The Sacrifice Women Make For Their Families Does Not Come Cheap
Shawn Britt, CLU
For many families, the job of taking care of mom and dad in their golden years naturally goes to the daughter. It’s the way society has worked since the beginning of time. Besides, being a nurturer is in our DNA. But not much thought goes into how much that role costs women when it comes our time to retire.
It is estimated that 75 percent of unpaid caregivers in the U.S. are women.Being a caregiver takes a physical and mental toll and also can have a catastrophic financial impact. Women typically work 12 years less than men over their lifetime to care for children and other family members. That’s an average of $565,000 in lost earnings – plus lost pension and social security.
Because women live longer than men, they spend more time in retirement and face a greater risk of outliving their retirement assets. Longevity also increases their chances of needed long-term care costs during their golden years. That’s why it’s especially important for women to plan for health care costs in retirement.
Make a plan
However, few women are making those plans. A recent survey by Nationwide Financial found nearly half of both women and men say they are “terrified” of what health care costs may do to their retirement plans. Yet, women are much more likely than men to say they have not estimated:
- How much they will spend each year in retirement on things like premiums, copayments and deductibles (41 percent vs. 27 percent men)
- How much income in retirement they will have from things like social security, retirement accounts or pensions (21 percent vs. 12 percent men)

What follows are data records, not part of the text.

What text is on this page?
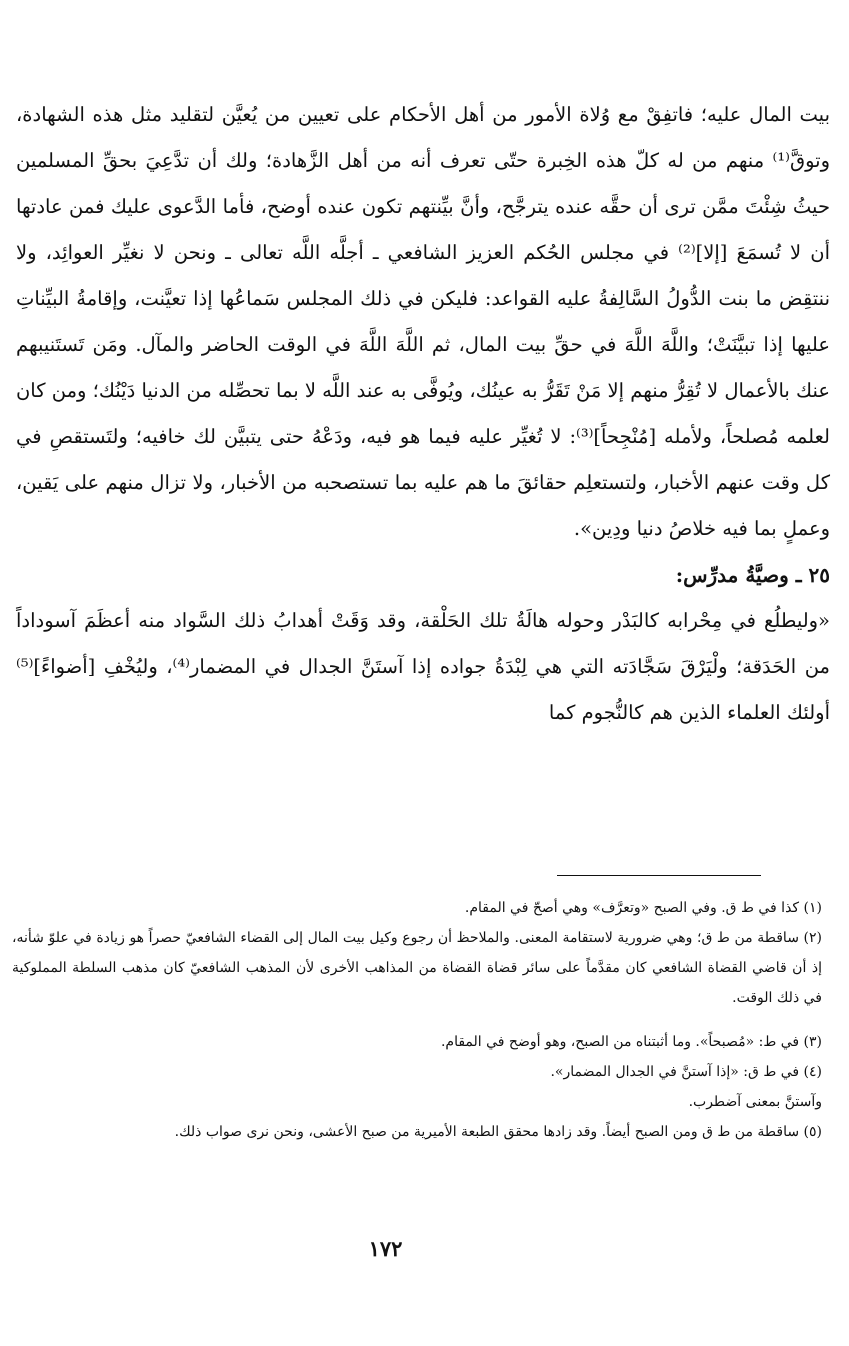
بيت المال عليه؛ فاتفِقْ مع وُلاة الأمور من أهل الأحكام على تعيين من يُعيَّن لتقليد مثل هذه الشهادة، وتوقَّ⁽¹⁾ منهم من له كلّ هذه الخِبرة حتّى تعرف أنه من أهل الزَّهادة؛ ولك أن تدَّعِيَ بحقِّ المسلمين حيثُ شِئْتَ ممَّن ترى أن حقَّه عنده يترجَّح، وأنَّ بيِّنتهم تكون عنده أوضح، فأما الدَّعوى عليك فمن عادتها أن لا تُسمَعَ [إلا]⁽²⁾ في مجلس الحُكم العزيز الشافعي ـ أجلَّه اللَّه تعالى ـ ونحن لا نغيِّر العوائِد، ولا ننتقِض ما بنت الدُّولُ السَّالِفةُ عليه القواعد: فليكن في ذلك المجلس سَماعُها إذا تعيَّنت، وإقامةُ البيِّناتِ عليها إذا تبيَّنَتْ؛ واللَّهَ اللَّهَ في حقِّ بيت المال، ثم اللَّهَ اللَّهَ في الوقت الحاضر والمآل. ومَن تَستَنيبهم عنك بالأعمال لا تُقِرُّ منهم إلا مَنْ تَقَرُّ به عينُك، ويُوفَّى به عند اللَّه لا بما تحصِّله من الدنيا دَيْنُك؛ ومن كان لعلمه مُصلحاً، ولأمله [مُنْجِحاً]⁽³⁾: لا تُغيِّر عليه فيما هو فيه، ودَعْهُ حتى يتبيَّن لك خافيه؛ ولتَستقصِ في كل وقت عنهم الأخبار، ولتستعلِم حقائقَ ما هم عليه بما تستصحبه من الأخبار، ولا تزال منهم على يَقين، وعملٍ بما فيه خلاصُ دنيا ودِين».

٢٥ ـ وصيَّةُ مدرِّس:

«وليطلُع في مِحْرابه كالبَدْر وحوله هالَةُ تلك الحَلْقة، وقد وَقَتْ أهدابُ ذلك السَّواد منه أعظَمَ آسوداداً من الحَدَقة؛ ولْيَرْقَ سَجَّادَته التي هي لِبْدَةُ جواده إذا آستَنَّ الجدال في المضمار⁽⁴⁾، وليُخْفِ [أضواءً]⁽⁵⁾ أولئك العلماء الذين هم كالنُّجوم كما

(١) كذا في ط ق. وفي الصبح «وتعرَّف» وهي أصحّ في المقام.

(٢) ساقطة من ط ق؛ وهي ضرورية لاستقامة المعنى. والملاحظ أن رجوع وكيل بيت المال إلى القضاء الشافعيّ حصراً هو زيادة في علوّ شأنه، إذ أن قاضي القضاة الشافعي كان مقدَّماً على سائر قضاة القضاة من المذاهب الأخرى لأن المذهب الشافعيّ كان مذهب السلطة المملوكية في ذلك الوقت.

(٣) في ط: «مُصبحاً». وما أثبتناه من الصبح، وهو أوضح في المقام.

(٤) في ط ق: «إذا آستنَّ في الجدال المضمار».

وآستنَّ بمعنى آضطرب.

(٥) ساقطة من ط ق ومن الصبح أيضاً. وقد زادها محقق الطبعة الأميرية من صبح الأعشى، ونحن نرى صواب ذلك.

١٧٢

While 65 percent of women have discussed their retirement with a financial advisor, of those who have, only one in 10 talked about how much they should expect to pay in health care costs apart from Medicare (compared to one in four men).
Peggy Andrew Bellows, a financial advisor with Morgan Stanley Smith Barney, feels she is not doing her job if she doesn’t discuss health care costs – including LTC expenses – with her female clients.
Bellows points out that LTC is even more of a problem today because many families have kids living all over the country and not available to take care of their parents. She says while it’s a challenge just getting people to save enough for their retirement, they still need to recognize the risk of LTC expenses and hopefully insure against it.
Bellows says while traditional a LTC policy has lost its appeal, many women are interested in a LTC rider on a life insurance policy – where if it is not used their children get the money.
Bellows says 99 percent of her job as a financial advisor is educating her clients. They are a lot more comfortable insuring long term care when they understand the details of the contract. She says women are receptive to these conversations because just about every woman has a friend who is taking care of a parent and knows exactly what that entails.
The good news is women want to have these discussions. The Nationwide Financial survey found more than 43 percent of women say they plan to meet with a financial advisor to discuss health care costs. Financial advisors can play a major role in helping women plan for and live in retirement by discussing the role Medicare will play in their retirement and helping them estimate future health care costs.
Stop the cycle
It started out with us helping our mom care for grandma. Then we care for our parents. Then our husbands. Then our daughters and granddaughters care for us. Our parents never meant for us to make significant sacrifices for them and we don’t want to make our children do the same, but the world has changed.
Women and their families need to be aware of what they will face if they do not plan ahead for this risk both emotionally and financially. That means having a candid conversation with family members and a financial advisor. Planning now gives you choices later – including ways to stay in your home longer. You don’t want to make a last-minute emergency decision that could impact your loved ones.
Shawn Britt has been engaged in the life insurance industry for over 17 years. She joined Nationwide in 2000 and has been a member of Nationwide’s Advanced Sales Team since 2005.
Shawn is most known at Nationwide for her extensive work and expertise with the Long- term Care Rider and has been has been a major influence in promoting this rider and educating the field in the many uses the LTC rider affords. She has authored marketing pieces and published numerous articles on life insurance concepts, the LTC rider and the subject of long-term care in publications such as The National Underwriter, Advisor Today, Life Insurance Selling, Agent’s Journal and California Broker.
The views and opinions expressed here are those of the writer and do not necessarily represent the opinions of Nationwide.